L'enquête du journal fait suite à un débat plus large qui a eu lieu en Espagne ces dernières années. L'enquête menée en 2023 par le bureau du médiateur a constitué un moment clé, puisqu'elle suggère que jusqu'à 1,13 % de la population adulte - soit quelque 440 000 personnes - pourrait avoir été exposée à des abus sexuels dans l'enfance, dans un cadre catholique. Cette estimation dépasse de loin les cas réels documentés et suggère que l'étendue réelle du problème pourrait être beaucoup plus large.

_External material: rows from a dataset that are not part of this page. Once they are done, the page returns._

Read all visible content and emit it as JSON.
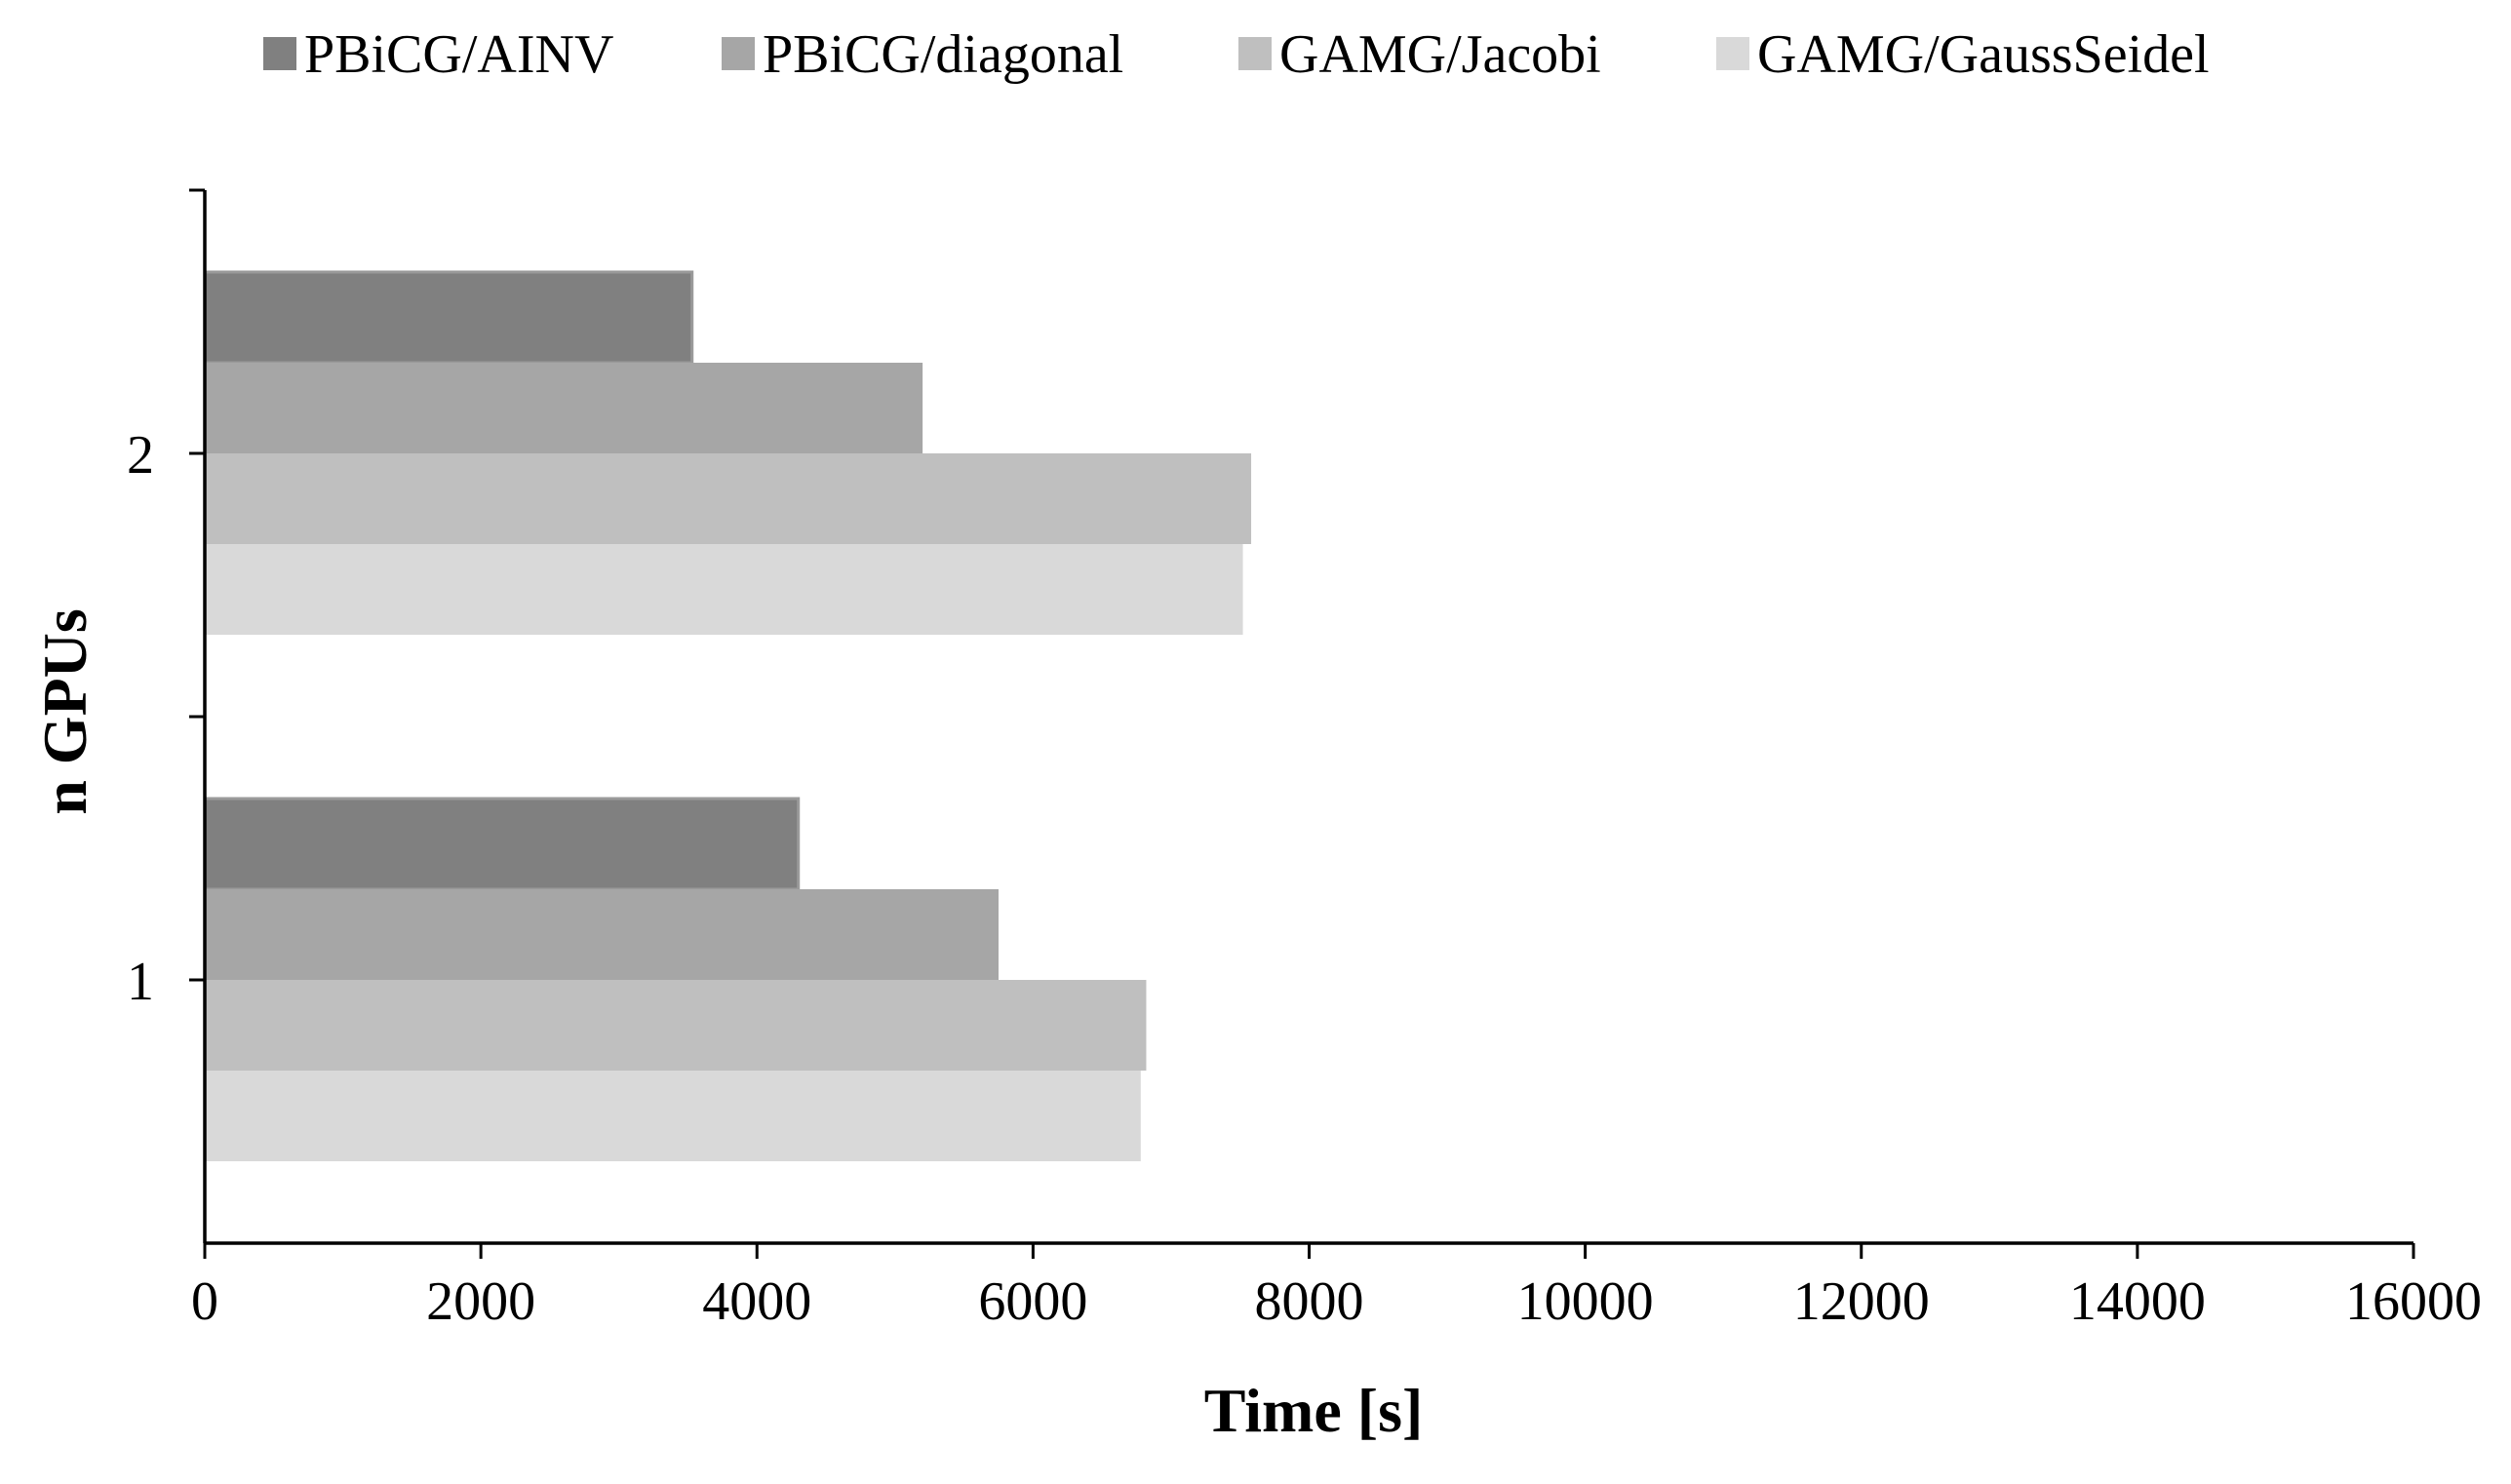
{
  "chart_data": {
    "type": "bar",
    "orientation": "horizontal",
    "title": "",
    "xlabel": "Time [s]",
    "ylabel": "n GPUs",
    "xlim": [
      0,
      16000
    ],
    "xticks": [
      0,
      2000,
      4000,
      6000,
      8000,
      10000,
      12000,
      14000,
      16000
    ],
    "categories": [
      "1",
      "2"
    ],
    "series": [
      {
        "name": "PBiCG/AINV",
        "color": "#808080",
        "values": [
          4300,
          3530
        ]
      },
      {
        "name": "PBiCG/diagonal",
        "color": "#a6a6a6",
        "values": [
          5750,
          5200
        ]
      },
      {
        "name": "GAMG/Jacobi",
        "color": "#bfbfbf",
        "values": [
          6820,
          7580
        ]
      },
      {
        "name": "GAMG/GaussSeidel",
        "color": "#d9d9d9",
        "values": [
          6780,
          7520
        ]
      }
    ],
    "grid": false,
    "legend_position": "top"
  }
}
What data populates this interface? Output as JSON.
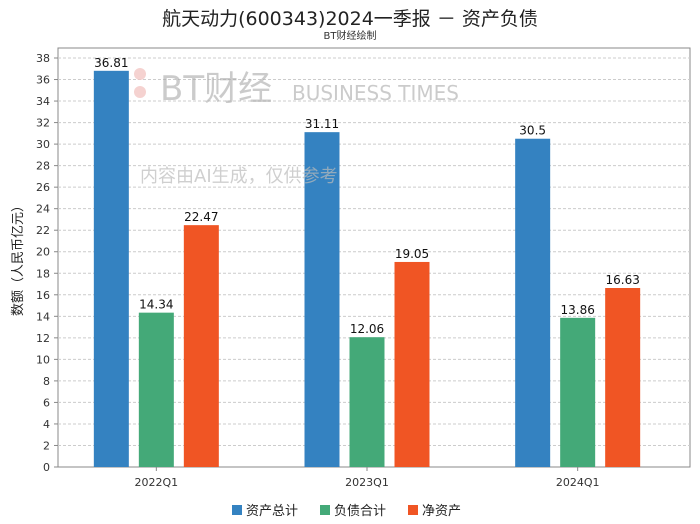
{
  "title": "航天动力(600343)2024一季报 － 资产负债",
  "subtitle": "BT财经绘制",
  "watermark": {
    "brand": "BT财经",
    "brand_en": "BUSINESS TIMES",
    "note": "内容由AI生成，仅供参考"
  },
  "chart_data": {
    "type": "bar",
    "title": "航天动力(600343)2024一季报 － 资产负债",
    "xlabel": "",
    "ylabel": "数额（人民币亿元）",
    "ylim": [
      0,
      38
    ],
    "yticks": [
      0,
      2,
      4,
      6,
      8,
      10,
      12,
      14,
      16,
      18,
      20,
      22,
      24,
      26,
      28,
      30,
      32,
      34,
      36,
      38
    ],
    "grid": true,
    "legend": "bottom",
    "categories": [
      "2022Q1",
      "2023Q1",
      "2024Q1"
    ],
    "series": [
      {
        "name": "资产总计",
        "color": "#3482c1",
        "values": [
          36.81,
          31.11,
          30.5
        ],
        "labels": [
          "36.81",
          "31.11",
          "30.5"
        ]
      },
      {
        "name": "负债合计",
        "color": "#44a978",
        "values": [
          14.34,
          12.06,
          13.86
        ],
        "labels": [
          "14.34",
          "12.06",
          "13.86"
        ]
      },
      {
        "name": "净资产",
        "color": "#f05524",
        "values": [
          22.47,
          19.05,
          16.63
        ],
        "labels": [
          "22.47",
          "19.05",
          "16.63"
        ]
      }
    ]
  }
}
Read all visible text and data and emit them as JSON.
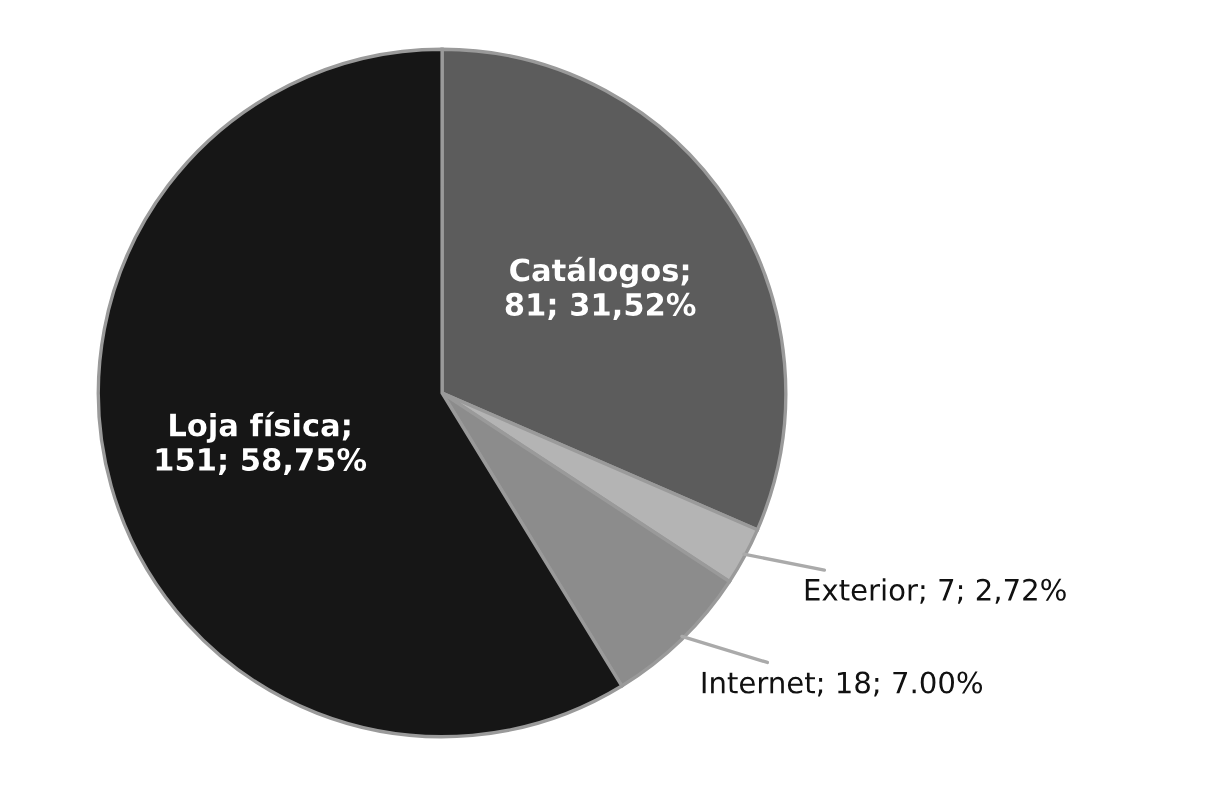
{
  "chart_data": {
    "type": "pie",
    "categories": [
      "Catálogos",
      "Exterior",
      "Internet",
      "Loja física"
    ],
    "values": [
      81,
      7,
      18,
      151
    ],
    "value_labels": [
      "; 81; 31,52%",
      "; 7; 2,72%",
      "; 18; 7.00%",
      "; 151; 58,75%"
    ],
    "colors": [
      "#5c5c5c",
      "#b4b4b4",
      "#8c8c8c",
      "#161616"
    ]
  }
}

En réponse à des conclusions similaires dans le passé, l'Église catholique espagnole s'est engagée à coopérer avec les enquêteurs et à faire preuve d'une plus grande transparence. Cependant, ses détracteurs soulignent depuis longtemps la lenteur des changements et le manque de soutien aux victimes. La publication des données par El País est donc considérée comme une pression supplémentaire sur les institutions pour qu'elles prennent des mesures concrètes.

La question des abus sexuels dans l'Église ne se limite pas à l'Espagne. Des scandales similaires ont secoué l'Église catholique dans le monde entier au cours des dernières décennies, entraînant des enquêtes et des réformes de grande ampleur. Mais l'affaire espagnole montre que même les pays qui ont été relativement tardifs dans le traitement du problème sont aujourd'hui confrontés à la révélation progressive de faits longtemps cachés.

Les chiffres publiés ont un impact non seulement juridique mais aussi social. Ils soulèvent des questions sur la confiance dans les institutions, la protection des enfants et la responsabilité de ceux qui sont censés protéger les plus vulnérables. Pour de nombreuses victimes, ils représentent également la possibilité que leurs expériences ne passent finalement pas inaperçues.